Monsieur 24% / Le pari de Macron

Jean Portante / A l’Elysée, on l’a oublié, au premier tour de la présidentielle, Emmanuel
Macron a obtenu en tout et pour tout 24,1% des votes, c’est assez maigre comme socle. Si, au deuxième tour, il a pu battre largement Marine Le Pen, il aurait dû savoir que les voix décisives pour la victoire n’étaient pas vraiment les siennes. Et que, de fait, l’élection faisait de lui un chef d’Etat par défaut.

Or, à peine élu, il a oublié les millions d’électeurs qui n’ont voté pour lui que pour éviter le pire. On s’étonne alors, en France, de la chute rapide et brutale de sa cote de popularité. Il n’y a pas de quoi. On en est de nouveau au socle du premier tour, un peu gonflé par la dynamique des législatives. C’est parce qu’il applique son programme porté par 24,1% d’électeurs, appuyé en cela par une partie de la droite et certains pans de la gauche sociale-libérale, qu’il n’a plus que 30% d’opinions favorables en ce début de mois de septembre. Son électorat inconditionnel. On nous expliquera qu’il a accumulé les faux pas ou qu’il n’a pas assez enrobé de sucre les pilules amères qu’il voudrait faire avaler aux Français. Soit. N’en reste pas moins que les réformes annoncées réjouissent plus les patrons – ils ne s’en cachent pas d’ailleurs – que les salariés, les retraités et les chômeurs. Ce qui revient à cracher sur les 40% d’électeurs ayant voté utile en mai dernier.

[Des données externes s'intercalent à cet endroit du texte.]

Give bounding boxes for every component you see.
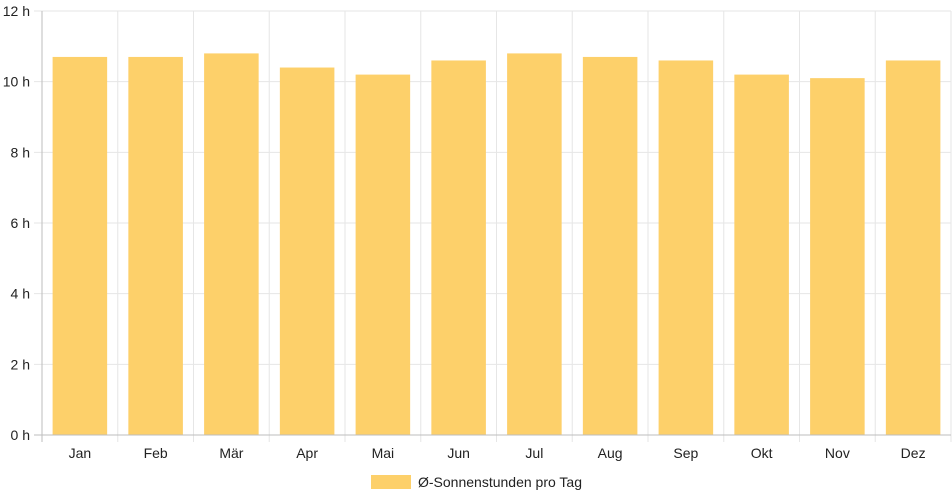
bars [52, 53, 941, 436]
y-tick-label: 8 h [11, 144, 30, 160]
bar-feb[interactable] [128, 56, 183, 435]
x-tick-label: Sep [673, 445, 698, 461]
x-tick-label: Dez [901, 445, 926, 461]
y-tick-label: 4 h [11, 286, 30, 302]
x-tick-label: Mär [219, 445, 243, 461]
legend[interactable]: Ø-Sonnenstunden pro Tag [371, 474, 582, 490]
y-tick-label: 6 h [11, 215, 30, 231]
x-axis-ticks: Jan Feb Mär Apr Mai Jun Jul Aug Sep Okt Nov Dez [69, 445, 926, 461]
legend-swatch [371, 475, 411, 489]
y-axis-ticks: 0 h 2 h 4 h 6 h 8 h 10 h 12 h [3, 3, 30, 443]
y-tick-label: 0 h [11, 427, 30, 443]
x-tick-label: Mai [372, 445, 395, 461]
x-tick-label: Jan [69, 445, 92, 461]
bar-sep[interactable] [658, 60, 714, 435]
x-tick-label: Aug [598, 445, 623, 461]
x-tick-label: Jul [525, 445, 543, 461]
x-tick-label: Apr [296, 445, 318, 461]
bar-nov[interactable] [810, 78, 865, 435]
bar-aug[interactable] [582, 56, 638, 435]
grid-lines [34, 10, 952, 442]
bar-mai[interactable] [355, 74, 411, 435]
y-tick-label: 10 h [3, 74, 30, 90]
bar-jun[interactable] [431, 60, 486, 435]
bar-mär[interactable] [204, 53, 259, 436]
bar-jan[interactable] [52, 56, 108, 435]
y-tick-label: 2 h [11, 356, 30, 372]
x-tick-label: Feb [144, 445, 168, 461]
x-tick-label: Jun [447, 445, 470, 461]
x-tick-label: Nov [825, 445, 850, 461]
x-tick-label: Okt [751, 445, 773, 461]
y-tick-label: 12 h [3, 3, 30, 19]
bar-okt[interactable] [734, 74, 789, 435]
bar-jul[interactable] [507, 53, 562, 436]
axes [41, 11, 951, 436]
bar-apr[interactable] [279, 67, 335, 436]
bar-dez[interactable] [885, 60, 941, 435]
legend-label: Ø-Sonnenstunden pro Tag [418, 474, 582, 490]
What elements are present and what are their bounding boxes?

Avant la présidentielle, tous les thermomètres parlaient d’une France malade et en colère, et il y avait de ce fait du dégagisme dans l’air. Cela a balayé de l’échiquier politique le Parti socialiste et les Républicains, les deux piliers de la vie politique française depuis des décennies. Or, Macron, tout en affichant un renouveau de façade, suit de près les traces de ses prédécesseurs.

La loi travail n’est, en fin de compte, que la correction patronale de la loi El Khomri, applaudie par la droite et, logiquement, soutenue par les socialistes transfuges qui la portaient lors du quinquennat hollandien. Macron oublie de surcroît que plus de la moitié des Français ne se sont pas rendus aux urnes, ni lors de la présidentielle ni lors des législatives. On a trop peu insisté sur ce rejet massif des institutions. S’arroger le droit de gouverner, malgré une majorité écrasante à l’Assemblée nationale, par ordonnances pour imposer des mesures-chocs constitue, dans un tel contexte, un cocktail plus qu’explosif. Le pari étant que la rue n’arrivera pas à le forcer à inverser la vapeur.

Dangereux, le pari, car sur une scène politique éclatée, avec une extrême droite à 30%, les électeurs ayant joué aux «idiots utiles» pourraient pousser plus loin le bouchon du dégagisme la prochaine fois. Et ne plus faire confiance ni à la gauche, ni à la droite, ni au centre, au-dessus des partis que Macron affirme incarner.